PinkTulips · 10/10/2006 22:22

i just told dp about this thread and he's been pissing himself laughing ever since at the concept of parents who actually get upset about this. his exact word 'don't they have anything better to do with their time than worry about how a kid plays on a slide?'. think he has a point tbh

i'm with the hippy majority.... i don't let dd get in the way by doing it but if no-one is playing on the slide she can go up and down it whatever damn way she wants, and trust me it's not for fear of confrontation, it's beacuase i bring her to the park to play, as a break from the structure, rules and routine of being at home, it s the one place she can play whatever way she wants so i let her (within reason obviously, i don't encourage anything dangerous). it really amuses me that there are actually people who see the park as a lesson in 'social ettiquette', wtf?!

hunkermunster · 10/10/2006 22:26

Please don't let this thread get to 300 posts...for the love of all thing holy.

Please.

Go and post about cling film, the etiquette of teaching your children to tie laces over the merits of velcro, names for your fanjo, NSPCC mailings, spam text messages, the weather in your area today, how gingery you like ginger biscuits (or indeed whether you like them at all), when you stopped believing in Father Christmas (with an incidental meander into why he now seems to be known as Santa Claus), why religion is evil, a la Richard Dawkins - just Don't Let This Thread Get Any Longer. Because it's BONKERS to care This Much!

Or, post at will, you mentalists. Because I know that line-drawing and beseeching not to post work about as well as trying to stop child abuse by priests [ooh]

CarolinahowlingattheMoon · 10/10/2006 22:28

well, you just said you don't let her get in the way.

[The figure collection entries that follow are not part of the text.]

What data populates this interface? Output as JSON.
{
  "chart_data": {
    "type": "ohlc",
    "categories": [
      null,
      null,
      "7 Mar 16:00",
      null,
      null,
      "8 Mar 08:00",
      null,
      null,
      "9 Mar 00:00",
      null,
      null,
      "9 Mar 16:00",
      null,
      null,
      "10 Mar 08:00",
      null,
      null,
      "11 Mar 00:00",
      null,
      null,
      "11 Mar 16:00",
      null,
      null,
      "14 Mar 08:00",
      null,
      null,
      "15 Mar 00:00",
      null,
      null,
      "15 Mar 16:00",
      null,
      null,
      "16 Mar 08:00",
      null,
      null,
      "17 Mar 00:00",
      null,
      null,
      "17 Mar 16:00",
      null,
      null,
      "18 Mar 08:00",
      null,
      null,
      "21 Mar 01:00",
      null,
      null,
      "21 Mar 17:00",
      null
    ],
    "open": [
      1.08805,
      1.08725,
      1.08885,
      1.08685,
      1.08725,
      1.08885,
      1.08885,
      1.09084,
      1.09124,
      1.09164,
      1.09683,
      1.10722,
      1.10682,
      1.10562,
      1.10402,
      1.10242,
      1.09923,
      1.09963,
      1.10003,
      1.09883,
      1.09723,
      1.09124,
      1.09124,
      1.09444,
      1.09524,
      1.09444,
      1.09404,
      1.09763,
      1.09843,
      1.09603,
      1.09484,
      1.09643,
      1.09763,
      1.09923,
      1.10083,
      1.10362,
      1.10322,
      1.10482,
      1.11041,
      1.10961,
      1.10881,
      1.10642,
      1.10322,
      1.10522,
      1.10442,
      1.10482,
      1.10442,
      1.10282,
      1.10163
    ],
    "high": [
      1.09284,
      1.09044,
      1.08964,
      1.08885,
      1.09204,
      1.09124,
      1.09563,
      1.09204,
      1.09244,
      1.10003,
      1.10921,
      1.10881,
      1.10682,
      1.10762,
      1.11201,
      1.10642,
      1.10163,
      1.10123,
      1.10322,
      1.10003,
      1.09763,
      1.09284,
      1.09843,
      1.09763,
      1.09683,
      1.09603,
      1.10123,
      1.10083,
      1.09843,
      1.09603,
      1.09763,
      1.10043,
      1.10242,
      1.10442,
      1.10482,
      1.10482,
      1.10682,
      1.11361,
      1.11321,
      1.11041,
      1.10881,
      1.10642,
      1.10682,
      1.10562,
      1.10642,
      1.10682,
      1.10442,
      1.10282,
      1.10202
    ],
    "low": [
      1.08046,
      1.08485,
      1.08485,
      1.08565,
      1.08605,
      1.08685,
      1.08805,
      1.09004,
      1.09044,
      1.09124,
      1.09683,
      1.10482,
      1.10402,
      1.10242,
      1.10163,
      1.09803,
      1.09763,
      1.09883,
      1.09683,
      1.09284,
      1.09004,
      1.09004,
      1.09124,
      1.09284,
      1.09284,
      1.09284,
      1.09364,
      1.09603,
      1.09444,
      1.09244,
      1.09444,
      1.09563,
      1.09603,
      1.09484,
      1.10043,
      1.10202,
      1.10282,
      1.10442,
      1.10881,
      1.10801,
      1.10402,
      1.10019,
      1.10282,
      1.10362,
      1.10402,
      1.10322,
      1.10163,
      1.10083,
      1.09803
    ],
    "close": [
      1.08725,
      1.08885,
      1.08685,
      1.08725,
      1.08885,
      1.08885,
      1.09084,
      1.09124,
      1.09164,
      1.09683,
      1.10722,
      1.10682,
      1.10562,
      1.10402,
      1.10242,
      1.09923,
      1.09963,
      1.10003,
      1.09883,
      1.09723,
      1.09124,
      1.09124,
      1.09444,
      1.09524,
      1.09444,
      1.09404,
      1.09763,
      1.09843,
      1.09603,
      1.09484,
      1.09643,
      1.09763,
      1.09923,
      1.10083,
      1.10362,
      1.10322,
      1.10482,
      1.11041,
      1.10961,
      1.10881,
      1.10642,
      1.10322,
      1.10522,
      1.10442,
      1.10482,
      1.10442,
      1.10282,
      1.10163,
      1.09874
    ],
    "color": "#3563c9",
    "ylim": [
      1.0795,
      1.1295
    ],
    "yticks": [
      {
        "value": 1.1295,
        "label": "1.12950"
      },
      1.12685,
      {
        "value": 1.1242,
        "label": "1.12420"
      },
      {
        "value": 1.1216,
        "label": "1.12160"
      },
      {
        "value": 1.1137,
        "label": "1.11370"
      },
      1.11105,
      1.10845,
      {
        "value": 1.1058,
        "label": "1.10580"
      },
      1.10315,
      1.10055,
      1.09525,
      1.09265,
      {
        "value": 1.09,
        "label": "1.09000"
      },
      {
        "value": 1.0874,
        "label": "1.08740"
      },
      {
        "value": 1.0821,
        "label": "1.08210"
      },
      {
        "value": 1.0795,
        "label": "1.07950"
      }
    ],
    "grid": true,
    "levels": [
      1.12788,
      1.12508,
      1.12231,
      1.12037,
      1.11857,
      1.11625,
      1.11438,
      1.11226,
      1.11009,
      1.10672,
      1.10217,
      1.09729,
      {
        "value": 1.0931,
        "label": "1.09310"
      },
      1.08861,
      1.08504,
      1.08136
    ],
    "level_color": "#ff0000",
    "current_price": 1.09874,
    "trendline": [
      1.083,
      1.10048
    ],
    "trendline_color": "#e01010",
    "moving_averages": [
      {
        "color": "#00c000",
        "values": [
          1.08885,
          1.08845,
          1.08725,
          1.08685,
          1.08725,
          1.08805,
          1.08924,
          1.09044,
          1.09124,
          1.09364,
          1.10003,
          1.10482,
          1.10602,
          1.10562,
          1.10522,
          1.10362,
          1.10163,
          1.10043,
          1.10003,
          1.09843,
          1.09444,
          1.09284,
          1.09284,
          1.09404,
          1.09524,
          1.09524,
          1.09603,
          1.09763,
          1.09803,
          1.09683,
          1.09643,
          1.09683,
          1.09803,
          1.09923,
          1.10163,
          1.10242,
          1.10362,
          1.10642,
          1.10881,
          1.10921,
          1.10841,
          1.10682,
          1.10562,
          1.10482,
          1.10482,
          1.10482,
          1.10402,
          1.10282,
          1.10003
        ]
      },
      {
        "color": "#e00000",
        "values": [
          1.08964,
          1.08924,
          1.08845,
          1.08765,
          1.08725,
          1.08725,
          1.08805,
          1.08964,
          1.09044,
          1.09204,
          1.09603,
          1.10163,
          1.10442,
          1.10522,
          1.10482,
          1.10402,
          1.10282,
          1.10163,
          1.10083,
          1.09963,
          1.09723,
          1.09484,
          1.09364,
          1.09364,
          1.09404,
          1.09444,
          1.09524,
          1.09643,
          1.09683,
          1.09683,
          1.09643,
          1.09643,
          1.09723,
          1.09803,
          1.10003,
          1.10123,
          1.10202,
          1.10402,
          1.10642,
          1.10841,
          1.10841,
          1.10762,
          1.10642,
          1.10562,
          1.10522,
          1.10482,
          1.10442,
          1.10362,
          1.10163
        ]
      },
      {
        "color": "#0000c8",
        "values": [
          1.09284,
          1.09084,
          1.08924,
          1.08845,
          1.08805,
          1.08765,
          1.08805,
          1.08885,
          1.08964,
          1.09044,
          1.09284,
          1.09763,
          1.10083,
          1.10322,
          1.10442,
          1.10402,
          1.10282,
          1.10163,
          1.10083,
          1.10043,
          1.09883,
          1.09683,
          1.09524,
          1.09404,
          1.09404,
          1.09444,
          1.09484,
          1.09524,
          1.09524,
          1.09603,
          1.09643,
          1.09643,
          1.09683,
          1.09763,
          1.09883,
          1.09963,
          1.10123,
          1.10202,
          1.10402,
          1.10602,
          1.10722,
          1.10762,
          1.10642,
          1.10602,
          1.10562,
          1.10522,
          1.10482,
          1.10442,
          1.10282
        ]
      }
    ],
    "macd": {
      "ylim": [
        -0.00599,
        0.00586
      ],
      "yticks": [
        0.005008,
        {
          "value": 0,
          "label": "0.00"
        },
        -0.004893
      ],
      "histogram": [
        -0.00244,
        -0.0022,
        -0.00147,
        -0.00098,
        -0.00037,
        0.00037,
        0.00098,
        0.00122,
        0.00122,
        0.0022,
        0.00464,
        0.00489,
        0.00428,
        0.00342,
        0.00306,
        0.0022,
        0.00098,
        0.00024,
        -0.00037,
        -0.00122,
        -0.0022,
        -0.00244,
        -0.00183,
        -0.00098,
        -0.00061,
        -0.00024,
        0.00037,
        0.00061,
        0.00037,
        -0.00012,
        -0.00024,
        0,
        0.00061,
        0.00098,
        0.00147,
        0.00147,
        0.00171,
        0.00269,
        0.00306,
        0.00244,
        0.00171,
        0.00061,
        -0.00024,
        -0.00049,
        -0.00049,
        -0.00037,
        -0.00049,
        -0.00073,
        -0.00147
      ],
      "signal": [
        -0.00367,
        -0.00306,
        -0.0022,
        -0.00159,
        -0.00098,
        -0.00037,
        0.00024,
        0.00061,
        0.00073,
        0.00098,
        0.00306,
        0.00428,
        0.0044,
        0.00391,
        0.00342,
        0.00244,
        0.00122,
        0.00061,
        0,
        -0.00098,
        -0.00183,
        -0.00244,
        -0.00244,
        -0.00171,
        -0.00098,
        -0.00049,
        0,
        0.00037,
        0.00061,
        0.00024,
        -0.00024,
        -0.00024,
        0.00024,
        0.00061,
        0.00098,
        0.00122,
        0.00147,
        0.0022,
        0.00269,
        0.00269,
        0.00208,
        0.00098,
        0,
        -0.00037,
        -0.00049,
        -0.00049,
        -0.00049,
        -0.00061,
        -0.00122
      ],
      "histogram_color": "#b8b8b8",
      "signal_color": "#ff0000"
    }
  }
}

Isn't that social etiquette?

CarolinahowlingattheMoon · 10/10/2006 22:29

291

nulnulcat · 10/10/2006 22:34

im taking dd to a park tomorrow and im going to force her into climbing up the slide the wrong way just to see how many other mums get in a flap over it!!

nulnulcat · 10/10/2006 22:35

and i will give her a fruit shoot to drink at the same time!

PinkTulips · 10/10/2006 22:36

not really as she rarely notices why i've pulled her away and aimed her at something else, far too little to understand the concept of sharing and taking turns.... and when she's old enough she'll have learned those lessons elsewhere, at home with her db, at montessori etc..... she won't be aware that it's ettiquette..... it'll just be second nature.

like i said.... the prk isn't for teaching lessons, its for play

VeniVidiVickiQV · 10/10/2006 22:37

i

VeniVidiVickiQV · 10/10/2006 22:37

dont know

VeniVidiVickiQV · 10/10/2006 22:37

what all

VeniVidiVickiQV · 10/10/2006 22:38

the

VeniVidiVickiQV · 10/10/2006 22:38

fuss is

VeniVidiVickiQV · 10/10/2006 22:38

about.

Ha!

BATtymumma · 10/10/2006 22:39

oh FGS!
my son is 6 and has never been able to slide down a slide.

if he managed it i really wouldn't be interested how he got up there and if anyone had something to say to me about it i would explain in words with very few syllables just why i wasn't bothered!